Indeed, if Gruden had not used gay slurs to attack Goodell, he would most likely still be sneering on the Raiders’ sideline for the final six years of a 10-year, $100 million contract to coach the team.
If we’re being honest, the ad hominem assault on Goodell may have compelled the NFL itself to leak Gruden’s damning emails to The New York Times, which led to his ouster. (We still do not know for sure who leaked the emails.)
And there could be so much more dirt where that came from.
Showing us how bad Gruden was is not enough. The NFL needs to release all 650,000 documents.
Gruden’s toxic emails were just a handful of the 650,000 documents uncovered as part of the investigation of the Washington team. Showing us how bad Gruden was is not enough. The NFL needs to release all 650,000 documents. That is, to take just one example, the only way to prove that Washington owner Daniel Snyder, the subject of numerous complaints from former employees, is not just as bad as Gruden — or worse.
The NFL fined Snyder $10 million in July after reviewing the results of the investigation.
Examining those documents could also prove that Kaepernick and Reid were right when they alleged in a lawsuit that NFL owners colluded to keep them out of the league. Kaepernick has not played in the NFL since the 2016 season. Reid has not played since 2019.
Kaepernick and Reid reached an out-of-court settlement with the NFL in 2019, reportedly for less than $10 million combined. It appeared to be a hasty resolution at the time. But Kaepernick and Reid could be vindicated — and entitled to larger financial payouts — if they find out now what they did not know then.

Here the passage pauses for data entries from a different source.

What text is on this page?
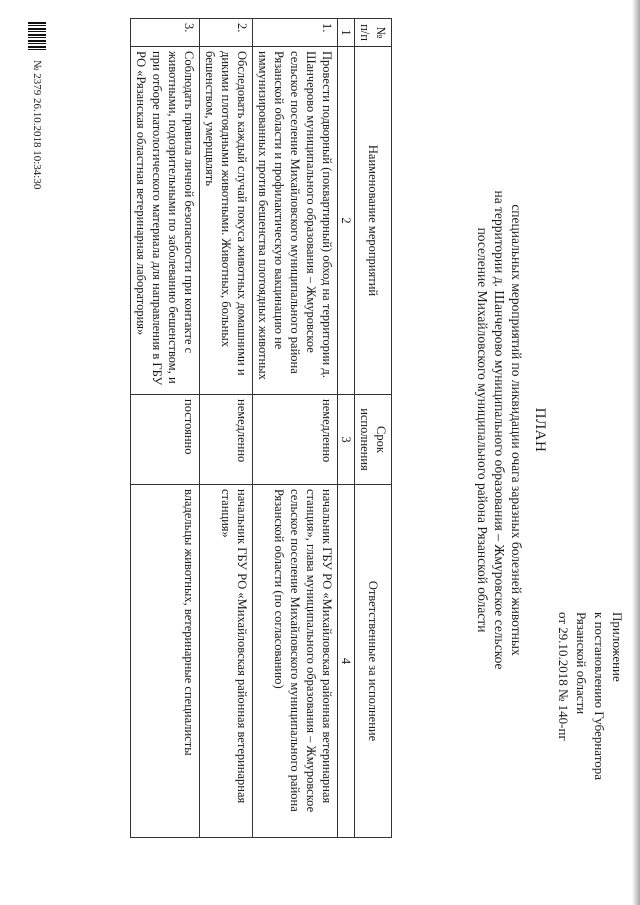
Приложение
к постановлению Губернатора
Рязанской области
от 29.10.2018 № 140-пг
ПЛАН
специальных мероприятий по ликвидации очага заразных болезней животных
на территории д. Шанчерово муниципального образования – Жмуровское сельское
поселение Михайловского муниципального района Рязанской области
№ п/п	Наименование мероприятий	Срок исполнения	Ответственные за исполнение
1	2	3	4
1.	Провести подворный (поквартирный) обход на территории д. Шанчерово муниципального образования – Жмуровское сельское поселение Михайловского муниципального района Рязанской области и профилактическую вакцинацию не иммунизированных против бешенства плотоядных животных	немедленно	начальник ГБУ РО «Михайловская районная ветеринарная станция», глава муниципального образования – Жмуровское сельское поселение Михайловского муниципального района Рязанской области (по согласованию)
2.	Обследовать каждый случай покуса животных домашними и дикими плотоядными животными. Животных, больных бешенством, умерщвлять	немедленно	начальник ГБУ РО «Михайловская районная ветеринарная станция»
3.	Соблюдать правила личной безопасности при контакте с животными, подозрительными по заболеванию бешенством, и при отборе патологического материала для направления в ГБУ РО «Рязанская областная ветеринарная лаборатория»	постоянно	владельцы животных, ветеринарные специалисты
№ 2379 26.10.2018 10:34:30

Could the emails also reveal evidence that NFL executives conspired to deny opportunities to Black head coaches, offensive and defensive coordinators, player personnel directors, scouting directors and general managers? Currently, there are just three head coaches of color (Pittsburgh’s Mike Tomlin, Miami’s Brian Flores and Washington’s Ron Rivera) among the 32 NFL teams.
Is there a paper trail that can prove league executives’ resistance to any attempts by Black investors to attain majority ownership of an NFL franchise? There are no Black franchise owners in the NFL, and Washington’s Jason Wright is the only Black team president.

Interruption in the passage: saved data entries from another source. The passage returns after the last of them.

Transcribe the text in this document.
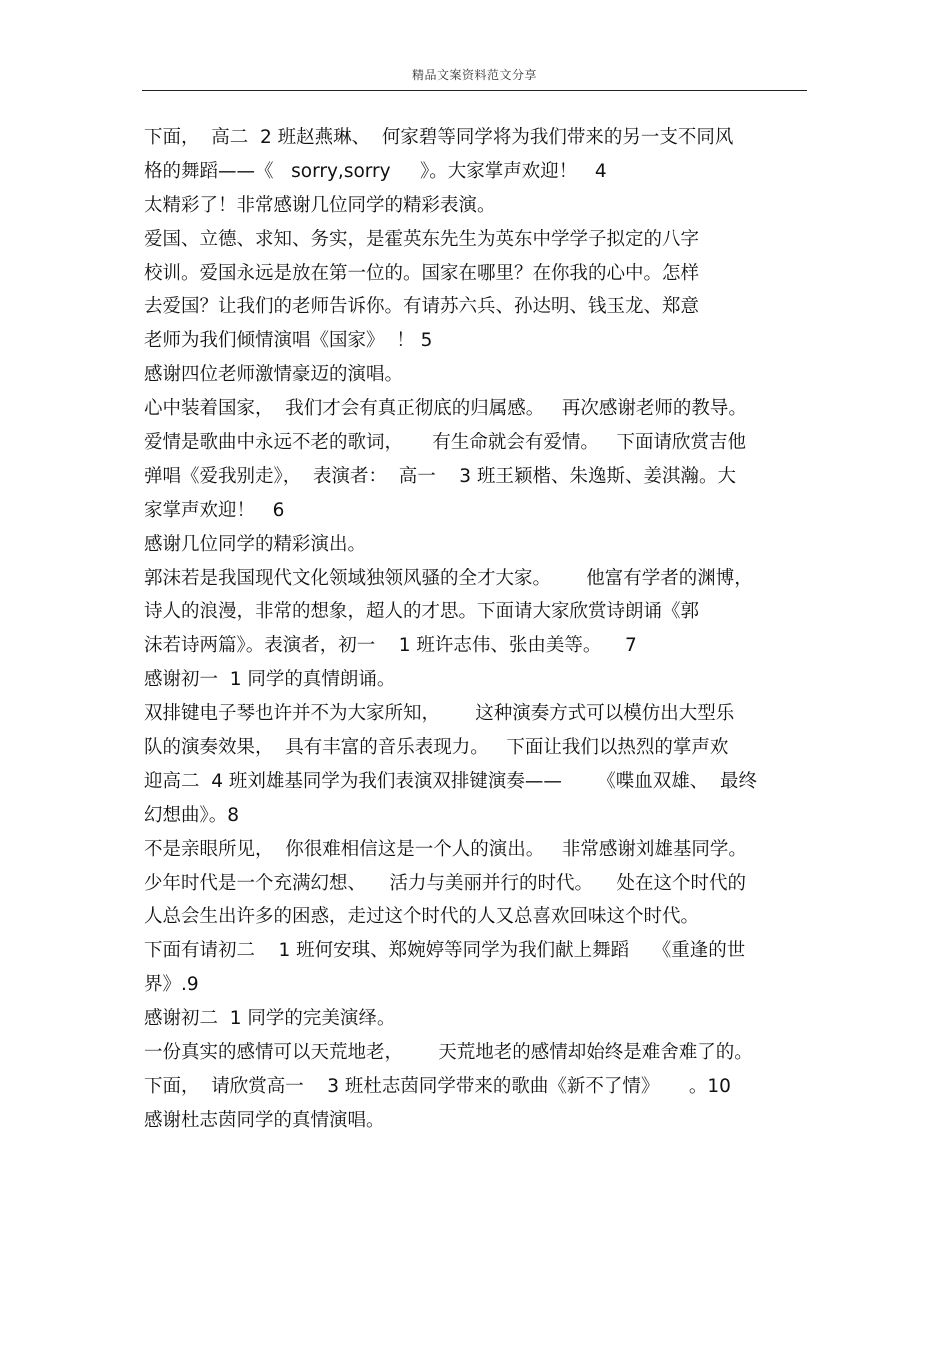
精品文案资料范文分享
下面，  高二  2 班赵燕琳、  何家碧等同学将为我们带来的另一支不同风
格的舞蹈——《   sorry,sorry     》。大家掌声欢迎！   4
太精彩了！非常感谢几位同学的精彩表演。
爱国、立德、求知、务实，是霍英东先生为英东中学学子拟定的八字
校训。爱国永远是放在第一位的。国家在哪里？在你我的心中。怎样
去爱国？让我们的老师告诉你。有请苏六兵、孙达明、钱玉龙、郑意
老师为我们倾情演唱《国家》  ！ 5
感谢四位老师激情豪迈的演唱。
心中装着国家，  我们才会有真正彻底的归属感。   再次感谢老师的教导。
爱情是歌曲中永远不老的歌词，     有生命就会有爱情。   下面请欣赏吉他
弹唱《爱我别走》，  表演者：  高一    3 班王颖楷、朱逸斯、姜淇瀚。大
家掌声欢迎！   6
感谢几位同学的精彩演出。
郭沫若是我国现代文化领域独领风骚的全才大家。      他富有学者的渊博，
诗人的浪漫，非常的想象，超人的才思。下面请大家欣赏诗朗诵《郭
沫若诗两篇》。表演者，初一    1 班许志伟、张由美等。    7
感谢初一  1 同学的真情朗诵。
双排键电子琴也许并不为大家所知，      这种演奏方式可以模仿出大型乐
队的演奏效果，  具有丰富的音乐表现力。   下面让我们以热烈的掌声欢
迎高二  4 班刘雄基同学为我们表演双排键演奏——      《喋血双雄、  最终
幻想曲》。8
不是亲眼所见，  你很难相信这是一个人的演出。   非常感谢刘雄基同学。
少年时代是一个充满幻想、    活力与美丽并行的时代。    处在这个时代的
人总会生出许多的困惑，走过这个时代的人又总喜欢回味这个时代。
下面有请初二    1 班何安琪、郑婉婷等同学为我们献上舞蹈    《重逢的世
界》.9
感谢初二  1 同学的完美演绎。
一份真实的感情可以天荒地老，      天荒地老的感情却始终是难舍难了的。
下面，  请欣赏高一    3 班杜志茵同学带来的歌曲《新不了情》     。10
感谢杜志茵同学的真情演唱。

Such paltry numbers, combined with Gruden’s bigotry, expose the fraudulence of the NFL’s efforts to appear inclusive and socially evolved.
Putting “End Racism” on the backs of helmets and in the end zones where TV cameras lurk proves nothing. Neither does playing the unofficial Black national anthem, “Lift Every Voice and Sing,” during the first week of the season.

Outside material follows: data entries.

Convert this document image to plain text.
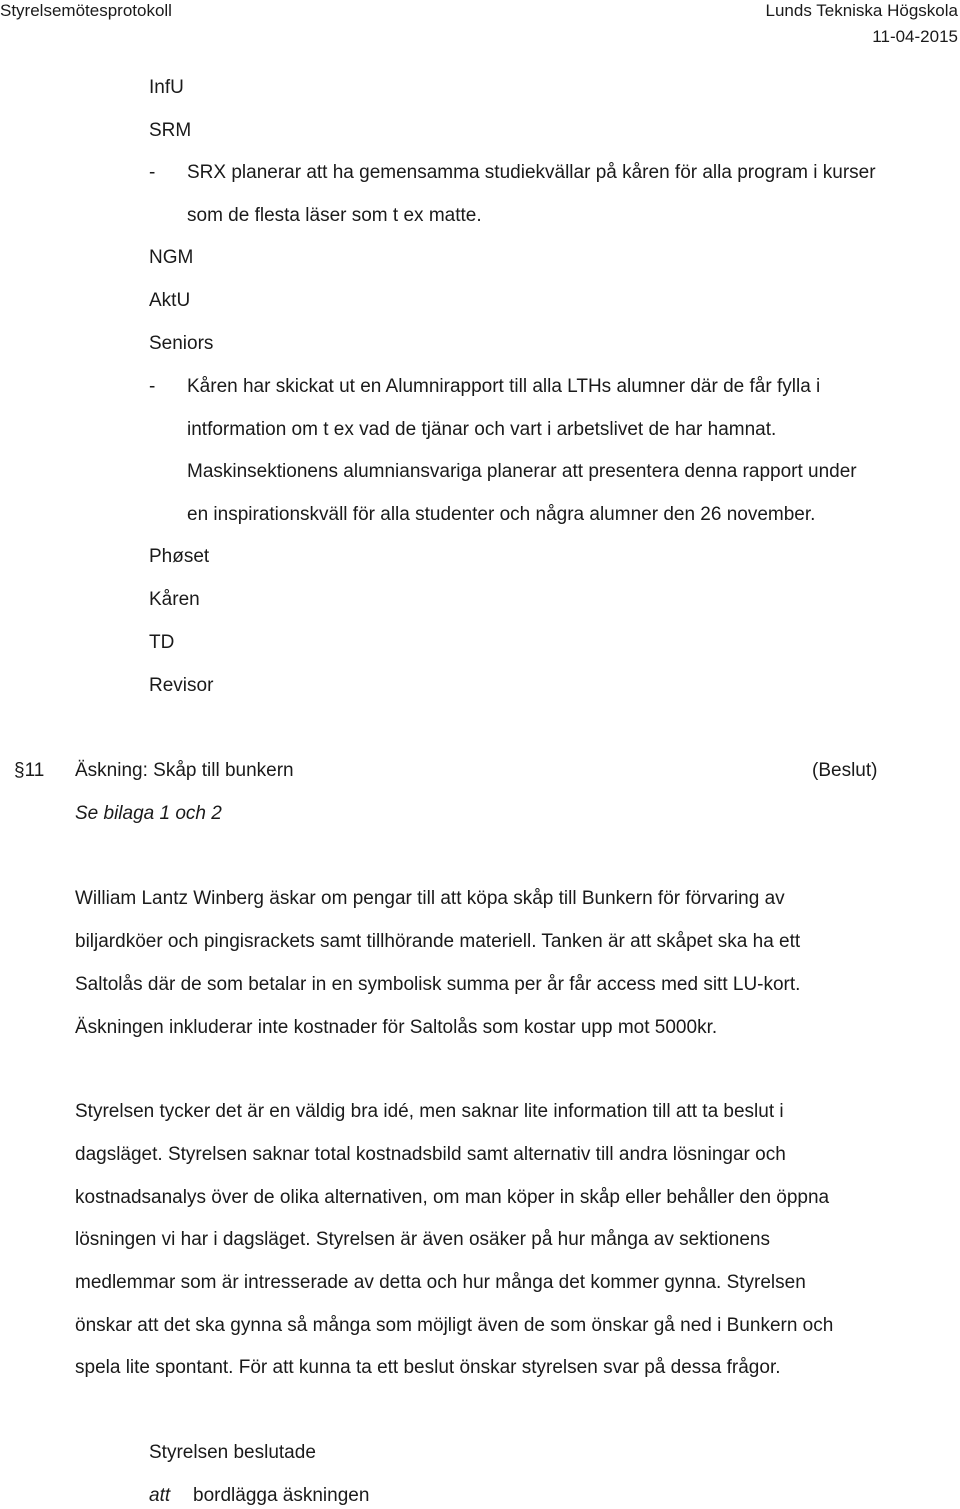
Styrelsemötesprotokoll	Lunds Tekniska Högskola
11-04-2015
InfU
SRM
- SRX planerar att ha gemensamma studiekvällar på kåren för alla program i kurser
som de flesta läser som t ex matte.
NGM
AktU
Seniors
- Kåren har skickat ut en Alumnirapport till alla LTHs alumner där de får fylla i
intformation om t ex vad de tjänar och vart i arbetslivet de har hamnat.
Maskinsektionens alumniansvariga planerar att presentera denna rapport under
en inspirationskväll för alla studenter och några alumner den 26 november.
Phøset
Kåren
TD
Revisor
§11 Äskning: Skåp till bunkern	(Beslut)
Se bilaga 1 och 2
William Lantz Winberg äskar om pengar till att köpa skåp till Bunkern för förvaring av
biljardköer och pingisrackets samt tillhörande materiell. Tanken är att skåpet ska ha ett
Saltolås där de som betalar in en symbolisk summa per år får access med sitt LU-kort.
Äskningen inkluderar inte kostnader för Saltolås som kostar upp mot 5000kr.
Styrelsen tycker det är en väldig bra idé, men saknar lite information till att ta beslut i
dagsläget. Styrelsen saknar total kostnadsbild samt alternativ till andra lösningar och
kostnadsanalys över de olika alternativen, om man köper in skåp eller behåller den öppna
lösningen vi har i dagsläget. Styrelsen är även osäker på hur många av sektionens
medlemmar som är intresserade av detta och hur många det kommer gynna. Styrelsen
önskar att det ska gynna så många som möjligt även de som önskar gå ned i Bunkern och
spela lite spontant. För att kunna ta ett beslut önskar styrelsen svar på dessa frågor.
Styrelsen beslutade
att bordlägga äskningen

In what should be Gruden’s final game as an NFL coach, the Raiders looked dispirited in a 20-9 home loss to the Chicago Bears on Sunday. It is likely that Gruden had already lost the respect of his players. Defensive endCarl Nassib, the NFL’s first openly gay active player, is said to be popular with his teammates. Gruden’s use of gay slurs would not have been received well in the Vegas locker room.
Meanwhile, the fallout from Gruden’s noxious views continues. The Tampa Bay Buccaneers, whom he coached to a Super Bowl championship after the 2002 season, said Tuesday that they will remove his name from the team’s ring of honor. And Skechers has dropped him as a pitchman.
Whatever chance he had of being enshrined in the Pro Football Hall of Fame as a Super Bowl-winning coach has most likely also died from self-inflicted wounds.
So Gruden is gone — but that should not be the end of the story. All the electronic responses from his NFL pen pals should be publicly released and scrutinized. Only then can the league begin to clean up its act.